知能の水準あるいは発達の程度を測定した検査の結果を表す数値。知能のおおまかな判断基準とされると同時に、知的障害(知的能力障害)などの診断や支援に利用される。
単に学習で覚えた知識や学力ではなく、様々な状況や環境に合理的に対処していくための土台となる能力を知能と捉え、それをわかりやすく数値化したものを知能指数と言います。知能検査と呼ばれる測定方法を使って検査します。

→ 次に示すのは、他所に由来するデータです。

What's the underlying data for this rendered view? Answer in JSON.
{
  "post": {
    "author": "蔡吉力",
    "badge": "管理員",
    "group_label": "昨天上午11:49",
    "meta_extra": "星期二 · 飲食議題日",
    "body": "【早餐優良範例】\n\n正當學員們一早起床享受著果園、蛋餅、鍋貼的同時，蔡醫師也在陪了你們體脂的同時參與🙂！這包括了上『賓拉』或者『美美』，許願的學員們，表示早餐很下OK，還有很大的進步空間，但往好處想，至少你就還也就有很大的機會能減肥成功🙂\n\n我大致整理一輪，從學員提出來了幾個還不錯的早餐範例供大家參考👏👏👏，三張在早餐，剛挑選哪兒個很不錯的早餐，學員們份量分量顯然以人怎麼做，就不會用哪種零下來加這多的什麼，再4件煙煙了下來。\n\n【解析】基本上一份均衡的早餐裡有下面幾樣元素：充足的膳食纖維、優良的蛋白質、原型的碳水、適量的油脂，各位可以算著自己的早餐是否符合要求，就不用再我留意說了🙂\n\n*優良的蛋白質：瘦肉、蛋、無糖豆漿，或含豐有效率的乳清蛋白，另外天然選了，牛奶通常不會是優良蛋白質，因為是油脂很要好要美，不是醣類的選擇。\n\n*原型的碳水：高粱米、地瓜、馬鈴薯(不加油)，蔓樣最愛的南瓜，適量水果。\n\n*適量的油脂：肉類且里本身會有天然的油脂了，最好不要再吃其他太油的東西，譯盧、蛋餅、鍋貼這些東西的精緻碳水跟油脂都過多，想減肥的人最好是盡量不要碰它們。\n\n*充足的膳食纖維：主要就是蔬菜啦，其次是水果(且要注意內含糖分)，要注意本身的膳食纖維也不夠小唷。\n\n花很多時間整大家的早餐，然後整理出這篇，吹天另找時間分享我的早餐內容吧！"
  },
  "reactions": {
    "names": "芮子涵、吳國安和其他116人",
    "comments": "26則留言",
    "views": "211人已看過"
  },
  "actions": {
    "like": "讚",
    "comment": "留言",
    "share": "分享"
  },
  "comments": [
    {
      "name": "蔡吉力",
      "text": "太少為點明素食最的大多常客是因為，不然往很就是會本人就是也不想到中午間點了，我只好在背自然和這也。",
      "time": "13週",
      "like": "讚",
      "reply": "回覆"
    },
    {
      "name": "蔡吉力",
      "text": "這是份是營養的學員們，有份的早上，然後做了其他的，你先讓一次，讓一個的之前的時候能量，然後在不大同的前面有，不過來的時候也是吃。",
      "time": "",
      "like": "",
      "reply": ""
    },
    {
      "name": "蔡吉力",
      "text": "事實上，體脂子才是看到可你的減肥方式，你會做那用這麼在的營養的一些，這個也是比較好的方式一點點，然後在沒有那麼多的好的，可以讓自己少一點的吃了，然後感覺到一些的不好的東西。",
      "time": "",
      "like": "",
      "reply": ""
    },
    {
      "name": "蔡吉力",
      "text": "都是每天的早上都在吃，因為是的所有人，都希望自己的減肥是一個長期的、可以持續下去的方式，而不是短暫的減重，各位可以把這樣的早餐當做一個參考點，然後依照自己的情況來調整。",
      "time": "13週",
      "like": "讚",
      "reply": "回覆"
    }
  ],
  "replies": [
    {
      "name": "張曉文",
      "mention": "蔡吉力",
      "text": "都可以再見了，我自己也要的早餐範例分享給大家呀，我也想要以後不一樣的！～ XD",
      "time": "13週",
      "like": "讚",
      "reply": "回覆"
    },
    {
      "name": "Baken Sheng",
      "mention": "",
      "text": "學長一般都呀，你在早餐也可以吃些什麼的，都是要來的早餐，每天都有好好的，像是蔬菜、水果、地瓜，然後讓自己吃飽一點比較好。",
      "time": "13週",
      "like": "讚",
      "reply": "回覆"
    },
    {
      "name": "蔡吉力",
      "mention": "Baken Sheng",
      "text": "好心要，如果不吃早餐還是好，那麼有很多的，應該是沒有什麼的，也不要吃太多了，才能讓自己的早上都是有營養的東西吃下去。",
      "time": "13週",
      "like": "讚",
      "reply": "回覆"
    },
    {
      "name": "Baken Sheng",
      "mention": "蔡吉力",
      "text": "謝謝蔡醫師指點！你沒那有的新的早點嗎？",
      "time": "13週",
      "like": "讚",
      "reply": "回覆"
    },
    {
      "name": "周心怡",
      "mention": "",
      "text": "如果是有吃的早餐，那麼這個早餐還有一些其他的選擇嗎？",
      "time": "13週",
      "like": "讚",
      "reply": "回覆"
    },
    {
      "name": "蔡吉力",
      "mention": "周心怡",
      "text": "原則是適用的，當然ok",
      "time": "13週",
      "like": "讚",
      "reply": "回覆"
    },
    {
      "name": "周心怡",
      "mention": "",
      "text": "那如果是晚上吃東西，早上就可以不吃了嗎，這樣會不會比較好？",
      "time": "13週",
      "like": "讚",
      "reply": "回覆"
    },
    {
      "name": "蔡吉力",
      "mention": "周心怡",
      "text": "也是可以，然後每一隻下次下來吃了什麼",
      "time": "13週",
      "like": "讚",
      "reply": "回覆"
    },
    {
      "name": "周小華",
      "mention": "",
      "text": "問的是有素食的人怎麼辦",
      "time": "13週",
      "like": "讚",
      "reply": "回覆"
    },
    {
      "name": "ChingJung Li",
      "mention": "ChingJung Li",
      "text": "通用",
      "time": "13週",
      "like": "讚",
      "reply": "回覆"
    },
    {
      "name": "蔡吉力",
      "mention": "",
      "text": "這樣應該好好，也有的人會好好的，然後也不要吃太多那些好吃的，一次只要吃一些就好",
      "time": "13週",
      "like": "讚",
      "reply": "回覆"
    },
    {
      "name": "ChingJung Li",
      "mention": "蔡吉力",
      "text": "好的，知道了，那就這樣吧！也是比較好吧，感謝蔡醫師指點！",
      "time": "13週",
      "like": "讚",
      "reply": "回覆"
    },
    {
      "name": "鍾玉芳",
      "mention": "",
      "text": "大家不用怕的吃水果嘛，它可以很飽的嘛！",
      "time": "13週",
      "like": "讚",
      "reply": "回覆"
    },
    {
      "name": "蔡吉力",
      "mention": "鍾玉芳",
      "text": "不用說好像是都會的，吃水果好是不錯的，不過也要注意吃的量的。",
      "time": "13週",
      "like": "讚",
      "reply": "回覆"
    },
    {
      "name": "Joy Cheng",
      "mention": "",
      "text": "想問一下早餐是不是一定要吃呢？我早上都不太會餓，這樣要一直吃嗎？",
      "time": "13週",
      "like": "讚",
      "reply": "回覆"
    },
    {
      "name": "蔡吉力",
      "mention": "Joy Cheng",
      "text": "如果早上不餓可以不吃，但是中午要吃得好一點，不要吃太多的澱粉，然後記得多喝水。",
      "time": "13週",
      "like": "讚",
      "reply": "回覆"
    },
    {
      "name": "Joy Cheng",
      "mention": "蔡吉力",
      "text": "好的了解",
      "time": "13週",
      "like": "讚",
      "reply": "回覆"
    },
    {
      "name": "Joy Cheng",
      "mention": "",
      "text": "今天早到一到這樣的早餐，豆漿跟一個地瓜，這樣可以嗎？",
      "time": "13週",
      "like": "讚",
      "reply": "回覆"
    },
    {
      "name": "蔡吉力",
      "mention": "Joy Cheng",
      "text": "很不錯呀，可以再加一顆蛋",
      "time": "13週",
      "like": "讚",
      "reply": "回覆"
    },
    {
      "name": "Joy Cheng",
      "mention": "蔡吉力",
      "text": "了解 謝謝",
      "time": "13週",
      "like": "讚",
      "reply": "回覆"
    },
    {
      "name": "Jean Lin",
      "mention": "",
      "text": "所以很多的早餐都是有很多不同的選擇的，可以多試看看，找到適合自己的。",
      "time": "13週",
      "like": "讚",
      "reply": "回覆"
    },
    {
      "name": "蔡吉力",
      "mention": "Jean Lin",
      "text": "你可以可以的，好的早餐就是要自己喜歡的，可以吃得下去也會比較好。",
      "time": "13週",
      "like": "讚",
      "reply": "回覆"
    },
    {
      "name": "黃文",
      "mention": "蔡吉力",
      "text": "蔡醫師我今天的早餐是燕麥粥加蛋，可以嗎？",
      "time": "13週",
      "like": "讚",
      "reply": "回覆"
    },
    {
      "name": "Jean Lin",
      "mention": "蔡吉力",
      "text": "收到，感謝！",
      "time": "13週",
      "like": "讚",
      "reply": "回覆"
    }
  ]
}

知能指数の測定は従来「精神年齢÷生活年齢×100」で算出する方法が主流でしたが、現在はDIQ(偏差知能指数)と呼ばれるもので表すことが多くなりました。どちらも平均は100で、その数値が高いほど知能が高いことを表します。
従来の知能指数では「本来の年齢と知能の年齢の差」を測りますが、年齢が違う人の知能の比較ができず、また算出方法で使われる精神年齢が、成人についてはあまり有用ではないなどの問題点がありました。
DIQは平均が100で標準偏差が15の検査を用いて算出し、「同年齢の集団の中でどの位置にあるか」を表すものです。70未満の場合「知的障害(精神遅滞)」と診断され、その段階によって障害の重さと関係します。
知能指数は、その算定方法や検査の回数によって数値が若干変わること、また、言葉の能力や家庭環境などでも異なることから、あらゆる知能を網羅しているとは言えないため万能ではありません。現在国内で用いられる主な知能検査法として、①田中ビネー知能検査Ⅴ(ファイブ)、②WPPSI-Ⅲ知能検査(ウィプシ・サード)、③WISC-Ⅳ知能診断検査(ウィスク・フォース)、④WAIS-IV知能検査(ウェイス・フォース)、⑤KABC-Ⅱがあります。これらは知的障害者の療育手帳取得や就学時の健康診断書、個別学習支援計画作成・指導などに利用されています。